Mississippi Governor Haley Barbour spoke at Steve King’s Conservative Principles PAC Conference on Saturday.

He immediately set forth what was essentially the theme of his speech: That the focus of the 2012 campaign must be on policy. Citing the 2010 election as evidence, he said “The American people agree with us on policy”, and referred to the “massive repudiation” of the President’s policies that was reflected in the 2010 election.

He related a story of how Conrad Hilton appeared on Ed Sullivan Show many years ago. He said that Sullivan asked Hilton “that if he could tell one thing to the American people, what would it be?” Hilton responded: “Put the shower curtain inside the bathtub”. Barbour said, “now there’s a man who knew what was important to him”, and suggested that what is important for us is to elect a new president. Noting President Obama’s earlier stated intention to raise taxes and let the Bush era tax cuts expire, he asked how employers were going to decide to hire more people when they think they’re going to get hit with a huge tax increase.

Recalling the extension of the Bush tax cuts, he took a bit of a shot at the media, referring to them as “the ones in the back talkin’”. He mentioned that the media had concluded that Obama had moved to the center, a notion that Barbour clearly thought was incorrect.

He asserted that the Obama administration put “unlimitless faith in an limitless government”, but that we need to “cut spending to grow the economy”. “You can’t spend yourself rich”, he said.

Barbour pointed out that the government will be taking in 42% less than it spends. If you ran a business that way you could “write a book about it. It would start with Chapter 11”.

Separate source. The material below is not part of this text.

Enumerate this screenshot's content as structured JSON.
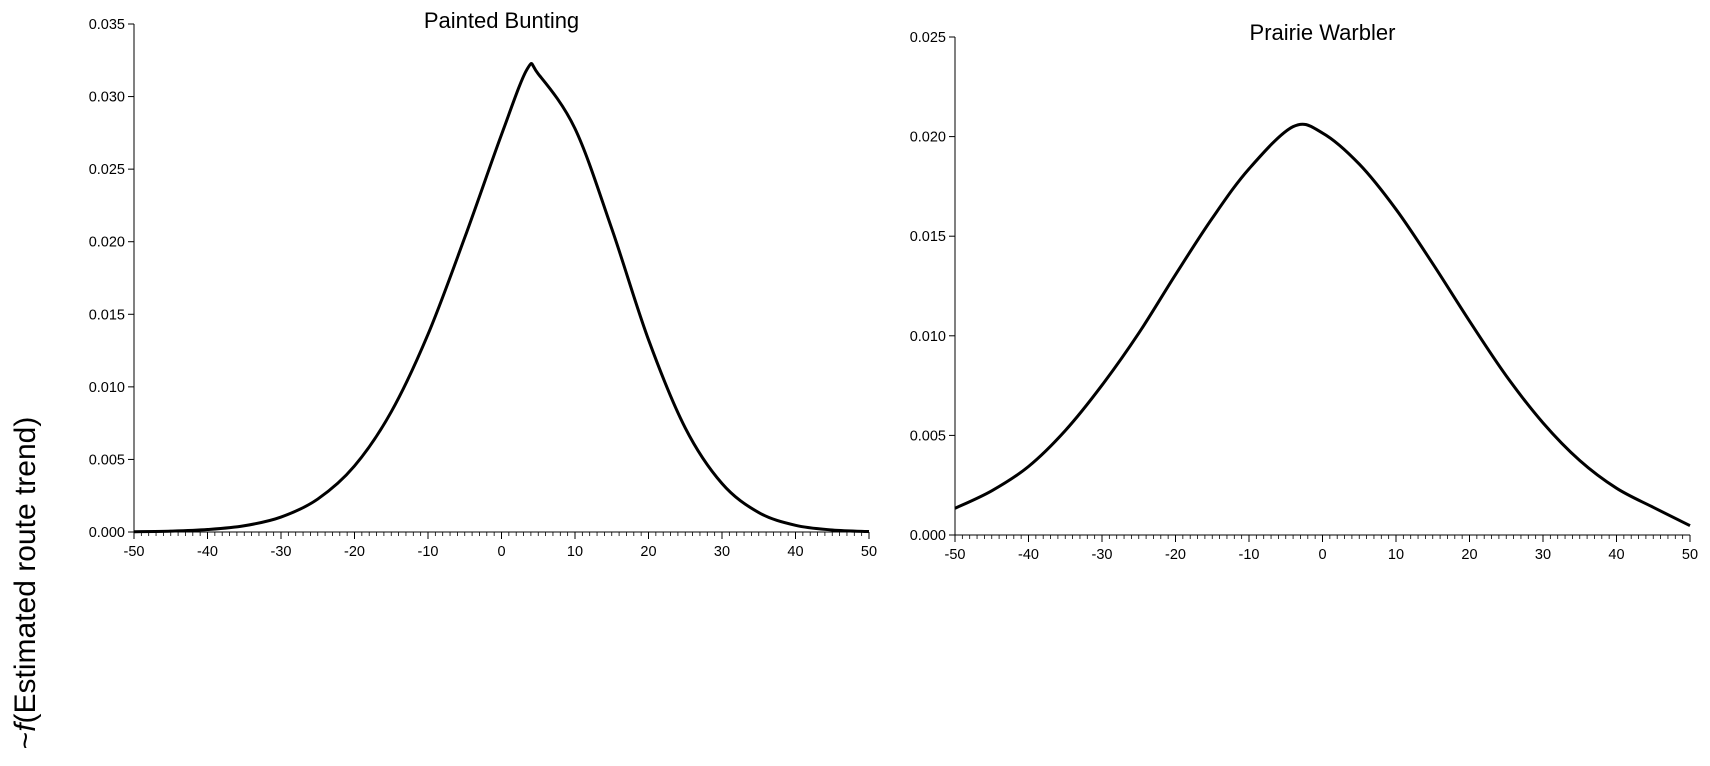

He said uncertainty about Obamacare stifles job growth. He asked how employers could hire people when they don’t know what the cost of their obligations are going to be.

He suggested that the Obama Administration really had merely an “environmental policy not (an) energy policy”. A real energy policy means more American energy production inclusive of oil, gas, coal, nuclear, and also alternative sources.

Barbour said that cutting spending is a means to an end, and said that the  “goal is to grow the economy”, and make it possible to “live the American dream”. He mentioned that his friend Fred Smith (CEO and founder of FedEx) has a saying: “The main thing is to keep the main thing, the main thing”. And the main thing, according Barbour, is economic growth and job creation. “Do the math on what 4.5% GDP growth would do”, he said.

He mentioned again the need for private sector growth, and lamented the lack of private sector experience in the Obama Administration: He wished that some one in the Obama Administration had ever signed the “front side of a paycheck”.